Relato: La venganza de teresa

Hacía un par de meses que el viejo Camilo trajo a Soyapango a esa joven de dieciocho años, huérfana, tímida, delgada, triste y pensativa. Enseguida le consiguió un cuarto de alquiler, en la casa de una amiga, que la tuvo bajo una estricta vigilancia, mientras él se ausentaba y se dedicaba a su esposa y sus ocho hijos, así como a su negocio, que consistía en la venta de billetes de lotería.

Por: Prof. Mario Juárez

Durante este tiempo ocurrieron muchas cosas en que Teresa, antes desdichada y endeble, se había convertido hoy en una mujer lozana, de cutis fresco, de una belleza pueblerina, de carácter enérgico, altiva, descarada. Cuando llegó la Navidad, es decir, el 24 de diciembre, Teresa recibió la inesperada visita de Camilo, quien se sorprendió de ver tan maravillosos cambios en ella, después de haberla abandonado sin dejarle siquiera un centavo partido por la mitad. Entonces el viejo se deshizo en zalamerías, ofreciéndole el cosmos entero. Ella, muy seria, le dijo: “¡Por favor, no me ponga la mano ahí…!” Sin embargo, el sexagenario, herido por el rechazo y consciente de su falta, le extendió una serie de explicaciones inútiles y un sobre que contenía dinero, el cual, ella tomó, más bien impulsada por su necesidad que por su dignidad.

El viejo se fue con el rabo entre las patas, y según se supo después, de un día para otro cayó presa de achaques por todos lados.
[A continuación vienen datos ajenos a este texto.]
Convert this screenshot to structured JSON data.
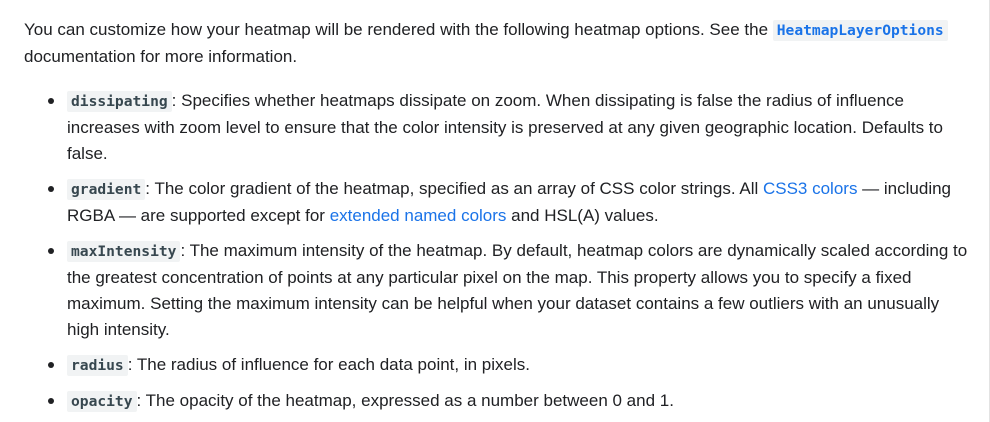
{
  "intro": {
    "before": "You can customize how your heatmap will be rendered with the following heatmap options. See the ",
    "link_code": "HeatmapLayerOptions",
    "after": " documentation for more information."
  },
  "options": [
    {
      "name": "dissipating",
      "sep": ": ",
      "text": "Specifies whether heatmaps dissipate on zoom. When dissipating is false the radius of influence increases with zoom level to ensure that the color intensity is preserved at any given geographic location. Defaults to false."
    },
    {
      "name": "gradient",
      "sep": ": ",
      "text1": "The color gradient of the heatmap, specified as an array of CSS color strings. All ",
      "link1": "CSS3 colors",
      "text2": " — including RGBA — are supported except for ",
      "link2": "extended named colors",
      "text3": " and HSL(A) values."
    },
    {
      "name": "maxIntensity",
      "sep": ": ",
      "text": "The maximum intensity of the heatmap. By default, heatmap colors are dynamically scaled according to the greatest concentration of points at any particular pixel on the map. This property allows you to specify a fixed maximum. Setting the maximum intensity can be helpful when your dataset contains a few outliers with an unusually high intensity."
    },
    {
      "name": "radius",
      "sep": ": ",
      "text": "The radius of influence for each data point, in pixels."
    },
    {
      "name": "opacity",
      "sep": ": ",
      "text": "The opacity of the heatmap, expressed as a number between 0 and 1."
    }
  ],
  "colors": {
    "text": "#202124",
    "link": "#1a73e8",
    "code_bg": "#f1f3f4",
    "code_text": "#37474f"
  }
}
Era un capitalista despiadado y tenía un carácter raro, avaro y duro como la piedra.

Si bien algunos hombres habían empezado a interesarse por ella cuando la vieron muy apetecible, tuvieron que emprender la retirada, cubiertos de ridículo. Y es que Teresa era inabordable y ponía una resistencia férrea ante las pretensiones de cuantos se le acercaran.

Cuando Froilán trabó relaciones con Teresa, con motivo de un encuentro fortuito, se enamoró de ella hasta perder el juicio. Era un hombre alto y seco, de piernas delgadas, cabellos cortos, cara rasurada y labios delgados, que se plegaban a veces con sonrisa sarcástica. Parecía tener unos treinta años. Sin aquellos ojos faltos de expresión y muy juntos a su nariz respingada, que le daban aspecto de pájaro, su rostro hubiera sido simpático. Pronto el vecindario lo conoció y le asignó el mote de “unas de punche”, porque siempre las mantenía largas y mugrosas. Con su caminar acompasado, sonreía con bondad a todo el mundo; saludaba con una inclinación de cabeza y cuidaba mucho de su vocabulario.

Pero aun con todo lo feo que pudiera ser Froilán, la Teresa lo quería por su mansedumbre y obediencia fiel. Era como aquellos perros falderos que se ciñen a las órdenes de sus amos. Teresa, sin saberlo, lo quería, y algunas veces tuvo ganas de decirle: “Tómame; soy tuya para siempre”. Y él, que no era un tonto, lo adivinaba, y un día le dijo: “Venite conmigo, si no al fin del mundo, al menos fuera de Soyapango. Comenzaríamos una vida con un cambio de ambiente, huir de este medio…”

Si ella le decía: “Llévame, soy tuya”, ¿cómo hacer? Froilán pensaba que Teresa tenía dinero que Camilo le había entregado (aquel viejo que desempeñó un fatal papel en su vida), pero la sola idea de recurrir al bolsillo de ella, le inspiraba repugnancia…

Aquel 31 de diciembre en que Camilo regresó, con el afán de compensar y hacer las paces con Teresa, encontró el cuarto vacío. Su amiga, la dueña de la casa, le dijo: “¡Tan bonita que era la bicha; y saber que se fue con un hombre más ‘feyo’ que usted!”.